Issues: I. Whether the 1987 Constitution mandates the synchronization of elections II. Whether the passage of RA No. 10153 violates Section 26(2), Article VI of the 1987 Constitution III. Whether the passage of RA No. 10153 requires a supermajority vote and plebiscite IV. Whether the grant of the power to appoint OICs or hold over those already occupying the office is unconstitutional V. Whether the proposal to hold special elections is constitutional and legal.

Held: : RA No. 10153 is constitutional. Ratio: I. Synchronization is a recognized constitutional mandate.

While the Constitution does not expressly state that Congress has to synchronize national and local elections, the clear intent towards this objective can be gleaned from the Transitory Provisions (Article XVIII) of the Constitution, which show the extent to which the Constitutional Commission, by deliberately making adjustments to the terms of the incumbent officials, sought to attain synchronization of elections. It is clear from the transitory provisions of the 1987 Constitution that the terms of office of Senators, Members of the House of Representatives, the local officials, the President and the Vice-President have been synchronized to end on the same hour, date and year noon of June 30, 1992. It is likewise evident from the wording of the mentioned provisions that the term of synchronization is used synonymously as the phrase holding simultaneously since this is the precise intent in terminating their Office Tenure on the same day or occasion. Although called regional elections, the ARMM elections should be included among the elections to be synchronized as it is a "local" election based on the wording and structure of the Constitution. II. The Presidents Certification on the Urgency of RA No. 10153.

Section 26(2), Article VI of the Constitution provides that before bills passed by either the House or the Senate can become laws, they must pass through three readings on separate days. The exception is when the President certifies to the necessity of the bills immediate enactment.
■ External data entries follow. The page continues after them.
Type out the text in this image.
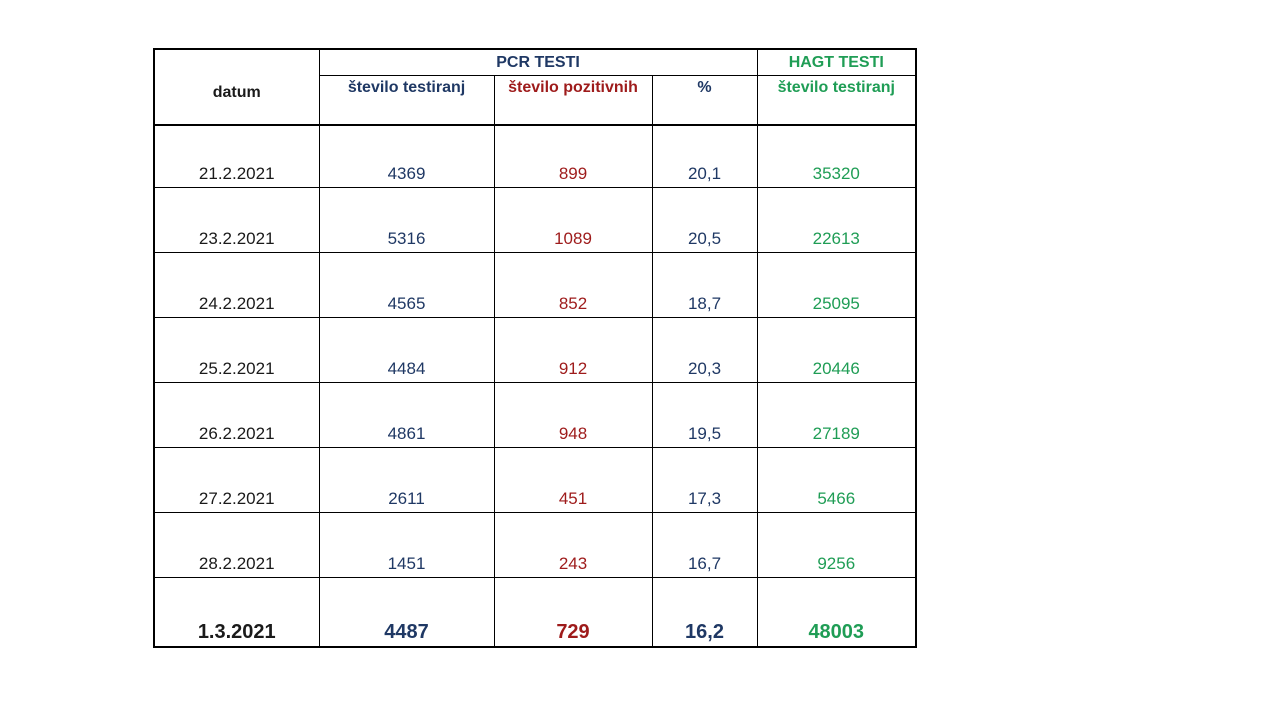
datum	PCR TESTI			HAGT TESTI
	število testiranj	število pozitivnih	%	število testiranj
21.2.2021	4369	899	20,1	35320
23.2.2021	5316	1089	20,5	22613
24.2.2021	4565	852	18,7	25095
25.2.2021	4484	912	20,3	20446
26.2.2021	4861	948	19,5	27189
27.2.2021	2611	451	17,3	5466
28.2.2021	1451	243	16,7	9256
1.3.2021	4487	729	16,2	48003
The presidential certification dispensed with the requirement not only of printing but also that of reading the bill on separate days. The phrase "except when the President certifies to the necessity of its immediate enactment, etc." in Art. VI, Section 26[2] qualifies the two stated conditions before a bill can become a law: the bill has passed three readings on separate days and it has been printed in its final form and distributed three days before it is finally approved. This exception is also supported by the weight of legislative practice. III. RA No. 10153 does not require a supermajority vote and plebiscite

The power to fix the date of elections is essentially legislative in nature, as evident from the Constitution. No elections may be held on any other date for the positions of President, Vice President, Members of Congress and local officials, except when so provided by another Act of Congress, or upon orders of a body or officer to whom Congress may have delegated either the power or the authority to ascertain or fill in the details in the execution of that power. Congress has acted on the ARMM elections by postponing the scheduled August 2011 elections and setting another date for regional elections synchronized with the presidential, congressional and other local elections. By so doing, Congress itself has made a policy decision in the exercise of its legislative wisdom that it shall not call special elections as an adjustment measure in synchronizing the ARMM elections with the other elections. After Congress has so acted, neither the Executive nor the Judiciary can act to the contrary by ordering special elections instead at the call of the COMELEC. Statutorily, COMELEC has no power to call for the holding of special elections unless pursuant to a specific statutory grant. True, Congress did grant, via Sections 5 and 6 of BP 881, COMELEC with the power to postpone elections to another date. However, this power is limited to, and can only be exercised within, the specific terms and circumstances provided for in the law. Such law states that COMELEC may postpone or change the date of the elections only specific grounds provided in the law. In the present case, the postponement of the ARMM elections is by law is pursuant to the constitutional mandate of synchronization of national and local elections. By no stretch of the imagination can these reasons be given the same character as the circumstances contemplated by Section 5 or Section 6 of BP 881, which all pertain to extralegal causes that obstruct the holding of elections.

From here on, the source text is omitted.